Special to the Birmingham Times

“You Had Me at Hello’’ highlights married couples and the love that binds them. If you would like to be considered for a future “Hello’’ column, or know someone, please send nominations to Barnett Wright bwright@birminghamtimes.com. Include the couple’s name, contact number(s) and what makes their love story unique.


Live: Fairfield

Married: April 5, 1980

Met: Magic City Classic Weekend [October 1976], at a Donald Byrd and Grover Washington Jr. Jazz concert at the Boutwell Auditorium in downtown Birmingham.

“A friend of mine convinced me to go to the concert after buying tickets, I refused several times but then decided to go,” Alfred remembered. “When [my friend and I] got there we sat on a row where two ladies were sitting in front of us, and to my surprise, [my friend] knew one of them. Ellen and [my friend] had finished college together at Alabama A&M, and he introduced me to her… When the concert was over, I invited Ellen and her friend to a party I was going to in Hoover… I didn’t expect them to show up, but they found their way to it, and [Ellen and I] danced and [mingled], and at the end of the party I gave Ellen my card, I was in insurance at the time.”

“…when Alfred invited us to the party I asked my friend [who attended the concert with me] if she wanted to go because she was married and [she and I ] found our way there,” Ellen said.

A month later, Ellen gave Alfred a call and the two reconnected.

First date: December 1976, at Ellen’s parents’ house in College Hills. “Back then dating was sofa-sitting,” Alfred said.

“We just sat and talked,” Ellen laughed.

“That was the date, getting to know her family and getting to know her,” Alfred affirmed.

The turn: Between 1978 and 1979. “I bought a house on the Southside across from Epic Elementary and I had been there a year, and I knew it was serious between us when I came home from work one day and she and her brother had came in my house and tore up my kitchen,” Alfred laughed. “They ripped up the countertops in my kitchen and I had to go and buy [the materials] to start remodeling it. [The kitchen remodel] was something that would have been done eventually, but I was [unmarried] so I didn’t go in there except to go to the refrigerator… I figured if somebody could care that much about what a kitchen looked like, they must plan on being there and she could put up with me.”

Alfred’s home purchase signified the start of their future for Ellen.

“Alfred had done everything that he said he was going to do [before settling down], so I knew it was getting serious,” Ellen said. “He told me everything he wanted in order before he got married and one of those accomplishments was [buying] his first house.”

The proposal: January 1980, at Alfred’s home on the Southside. “It wasn’t a formal proposal, it was more of a discussion and I told her that I didn’t believe in long engagements.
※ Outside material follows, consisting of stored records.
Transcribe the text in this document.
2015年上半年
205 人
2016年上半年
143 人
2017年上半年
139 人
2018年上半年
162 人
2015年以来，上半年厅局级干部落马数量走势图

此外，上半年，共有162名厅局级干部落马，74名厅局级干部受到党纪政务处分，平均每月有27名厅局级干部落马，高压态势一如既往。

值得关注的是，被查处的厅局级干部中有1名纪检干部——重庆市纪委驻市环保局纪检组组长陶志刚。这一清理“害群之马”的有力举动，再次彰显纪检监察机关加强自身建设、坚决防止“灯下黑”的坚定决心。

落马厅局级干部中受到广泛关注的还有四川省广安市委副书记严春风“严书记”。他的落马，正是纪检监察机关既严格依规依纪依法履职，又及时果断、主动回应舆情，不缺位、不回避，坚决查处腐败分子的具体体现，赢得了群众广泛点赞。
I found out the date I was getting married from my mother when she congratulated me,” Alfred laughed, “she and Ellen had discussed it and planned it all.”

“He knew about the April date because we had discussed it,” Ellen said. However, “he did say he didn’t believe in long engagements and I said, ‘what about April?’ and he agreed, and we decided to do it in April.”

The wedding: In the courtyard of Sixth Avenue Baptist Church, in Birmingham, officiated by Reverend John Thomas Porter. Their colors were lavender and yellow. “The cherry trees and irises were in full bloom,” Alfred recalled.

Most memorable for the bride was a sweet gesture from her groom. “I was surprised when the fire truck pulled up at the wedding and his whole crew came. I didn’t know they were coming, and it was endearing to me,” Ellen said.

Most memorable for the groom was learning something new about his bride at the altar.

“When we got married you were used to only knowing peoples first and last name, and I was calling her what she told me her name was, and that was ‘San,’ short for Sandra. And when Reverend Porter asked me would I take Ellen to be my wife, I said, ‘who is Ellen?” Alfred laughed. “I was surprised because I didn’t know her first name was Ellen because her whole family calls her San.”

Words of wisdom: “Keep an open line of communication, have patience, trust, and understanding that you have to work together as one. Accept each other for who they are because you can’t change anybody,” Ellen said.

“Accept the responsibilities you have and fulfill them,” Alfred said. “I tell young men that the woman you end up marrying is the one who can put up with your [stuff], and you can put up with hers because the minute one of you stop putting up, one of you is gone because there are going to be differences.”

One thing I told my wife when we got married was that we’re going to get upset about stuff, but we don’t go to bed mad. You need to work out your issues before bed because if you go to bed mad you’re going to wake up mad. And try your best to stay out of debt because debt and money are key problems in a relationship.”

Happily ever after: The Bonner’s have two sons, twins, Marcus, and Marius, 38.

Ellen is a Smithfield/College Hills native and A.H. Parker High School grad. She attended Alabama Agricultural & Mechanical University, where she earned a bachelor of science degree in education, and the University of Alabama at Birmingham [UAB] where she obtained a master of arts degree in education, and a master of arts degree in school psychometry. Ellen is a retired educator, and a member of Alpha Kappa Alpha Sorority Inc.

Alfred is a [south Titusville] native, and Samuel Ullman High School grad. He attended Jefferson State Community College, where he earned an associate’s degree in fire science, and Athens State University [North Alabama], where he earned a bachelor of science degree in public safety administration. Alfred retired from the City of Birmingham as an assistant fire chief.